Bejing- Young adults with autism are being helped back to work through the efforts of a charity set up last year.
The Kangnazhou Autism Family Support Center, based in the city’s Changping district, has already offered “simulated employment” training to 700 students since opening in July 2012.
Students at the center, which was co-founded by parents of children with autism, are also given a monthly salary of 200 yuan ($33) to help them develop their skills.
Wen Hong, co-founder of the center, which her daughter Ning Ning also attends, said it was difficult for those with autism to gain paid work because of their behavioural issues. Wen said,
“Autistic people have a communication barrier, low comprehension of the environment and some difficulties in interpersonal relationships. It’s difficult for them to integrate into society.”
The centre also offers support and advice to parents, running counselling sessions and seminars on how to better cope with autistic children.
Zou Wen, mother of 16 year-old with autism, Kang Kang, and another co-founder of the center, praised its achievements in developing her son’s skills.

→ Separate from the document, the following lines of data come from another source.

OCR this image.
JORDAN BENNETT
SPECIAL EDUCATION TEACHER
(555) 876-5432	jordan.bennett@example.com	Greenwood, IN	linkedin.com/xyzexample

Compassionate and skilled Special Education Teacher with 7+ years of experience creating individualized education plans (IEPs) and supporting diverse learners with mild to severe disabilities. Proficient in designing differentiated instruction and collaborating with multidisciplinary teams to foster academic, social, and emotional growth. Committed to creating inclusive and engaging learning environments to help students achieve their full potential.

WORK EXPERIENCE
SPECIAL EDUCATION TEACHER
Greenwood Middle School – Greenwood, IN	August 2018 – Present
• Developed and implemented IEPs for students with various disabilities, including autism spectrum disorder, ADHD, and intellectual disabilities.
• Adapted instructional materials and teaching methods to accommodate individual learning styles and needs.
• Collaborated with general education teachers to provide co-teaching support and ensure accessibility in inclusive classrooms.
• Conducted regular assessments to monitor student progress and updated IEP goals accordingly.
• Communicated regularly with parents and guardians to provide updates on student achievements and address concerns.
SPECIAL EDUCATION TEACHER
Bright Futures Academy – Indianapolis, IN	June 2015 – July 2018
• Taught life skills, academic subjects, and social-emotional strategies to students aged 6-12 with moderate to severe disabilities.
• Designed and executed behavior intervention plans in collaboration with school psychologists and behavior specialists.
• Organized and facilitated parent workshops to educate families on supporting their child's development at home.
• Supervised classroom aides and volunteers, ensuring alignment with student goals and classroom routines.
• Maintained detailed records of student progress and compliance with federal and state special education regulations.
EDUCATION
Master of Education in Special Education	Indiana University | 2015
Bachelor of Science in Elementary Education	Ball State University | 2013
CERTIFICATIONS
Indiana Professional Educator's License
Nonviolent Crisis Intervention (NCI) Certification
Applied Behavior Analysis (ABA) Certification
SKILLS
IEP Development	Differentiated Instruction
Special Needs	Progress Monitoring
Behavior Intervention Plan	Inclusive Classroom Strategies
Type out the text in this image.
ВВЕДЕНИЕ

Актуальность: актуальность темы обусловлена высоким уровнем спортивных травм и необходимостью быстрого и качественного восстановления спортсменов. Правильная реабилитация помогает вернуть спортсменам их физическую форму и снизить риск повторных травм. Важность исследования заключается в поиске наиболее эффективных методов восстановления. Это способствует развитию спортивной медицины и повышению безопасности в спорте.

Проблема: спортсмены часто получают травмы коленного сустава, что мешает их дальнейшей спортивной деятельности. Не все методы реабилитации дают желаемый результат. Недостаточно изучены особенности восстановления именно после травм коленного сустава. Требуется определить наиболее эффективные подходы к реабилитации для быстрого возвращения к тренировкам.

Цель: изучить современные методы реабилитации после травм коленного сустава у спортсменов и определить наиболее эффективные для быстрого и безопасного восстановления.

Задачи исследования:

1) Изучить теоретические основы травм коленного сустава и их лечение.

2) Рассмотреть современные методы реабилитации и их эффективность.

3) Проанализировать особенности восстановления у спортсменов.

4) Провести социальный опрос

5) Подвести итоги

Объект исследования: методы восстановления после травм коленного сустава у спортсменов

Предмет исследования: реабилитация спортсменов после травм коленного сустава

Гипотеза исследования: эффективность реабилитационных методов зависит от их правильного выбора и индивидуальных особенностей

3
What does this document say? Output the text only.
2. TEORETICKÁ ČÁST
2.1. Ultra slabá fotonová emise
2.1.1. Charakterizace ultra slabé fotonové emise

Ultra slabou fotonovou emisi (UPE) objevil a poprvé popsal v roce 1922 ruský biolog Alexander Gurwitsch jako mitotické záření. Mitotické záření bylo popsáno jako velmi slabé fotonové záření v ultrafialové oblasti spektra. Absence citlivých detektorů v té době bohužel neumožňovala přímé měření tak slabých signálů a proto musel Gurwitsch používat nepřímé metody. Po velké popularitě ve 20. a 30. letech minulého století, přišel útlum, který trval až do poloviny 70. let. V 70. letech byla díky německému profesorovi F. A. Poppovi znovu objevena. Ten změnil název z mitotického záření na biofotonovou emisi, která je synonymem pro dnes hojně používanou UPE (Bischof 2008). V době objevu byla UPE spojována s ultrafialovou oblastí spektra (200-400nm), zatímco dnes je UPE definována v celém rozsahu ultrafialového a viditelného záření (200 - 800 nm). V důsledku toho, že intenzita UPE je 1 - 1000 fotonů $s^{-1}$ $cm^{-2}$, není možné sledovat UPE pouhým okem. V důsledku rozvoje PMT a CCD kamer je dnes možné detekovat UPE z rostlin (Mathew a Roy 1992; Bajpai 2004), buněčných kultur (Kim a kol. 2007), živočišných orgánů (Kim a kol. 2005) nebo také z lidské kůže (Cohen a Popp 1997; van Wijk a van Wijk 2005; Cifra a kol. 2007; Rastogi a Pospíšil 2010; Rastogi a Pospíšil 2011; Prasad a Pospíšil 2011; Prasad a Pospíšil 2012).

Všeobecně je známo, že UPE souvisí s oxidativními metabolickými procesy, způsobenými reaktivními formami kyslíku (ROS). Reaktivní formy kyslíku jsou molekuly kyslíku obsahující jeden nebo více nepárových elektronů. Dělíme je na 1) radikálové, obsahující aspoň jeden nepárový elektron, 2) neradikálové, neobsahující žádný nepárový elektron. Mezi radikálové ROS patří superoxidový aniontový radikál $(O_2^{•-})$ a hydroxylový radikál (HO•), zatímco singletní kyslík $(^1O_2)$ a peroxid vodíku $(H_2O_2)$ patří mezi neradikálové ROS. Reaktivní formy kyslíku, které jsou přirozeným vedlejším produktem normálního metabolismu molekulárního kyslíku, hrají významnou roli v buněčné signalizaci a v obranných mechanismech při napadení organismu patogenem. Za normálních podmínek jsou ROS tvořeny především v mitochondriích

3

“He can make great cakes thanks to the training at Kangnazhou, and he is also skilled in using Microsoft Office”,
Wen commented whilst talking to English Eastday. Kangnazhou are hoping to pilot a “back-front” employment scheme with a local bakery, which would see non-autistic staff serving customers to the front, while autistic staff work in the back.
An International Labour Organisation officer confirmed they were working closely with the Disabled Person’s Federation to train more counsellors to help autistic people into long-term work, and liaise more closely with employers.
A study by the China Philanthropy Research Institute in 2012 found the country has 1.64 million people with autism.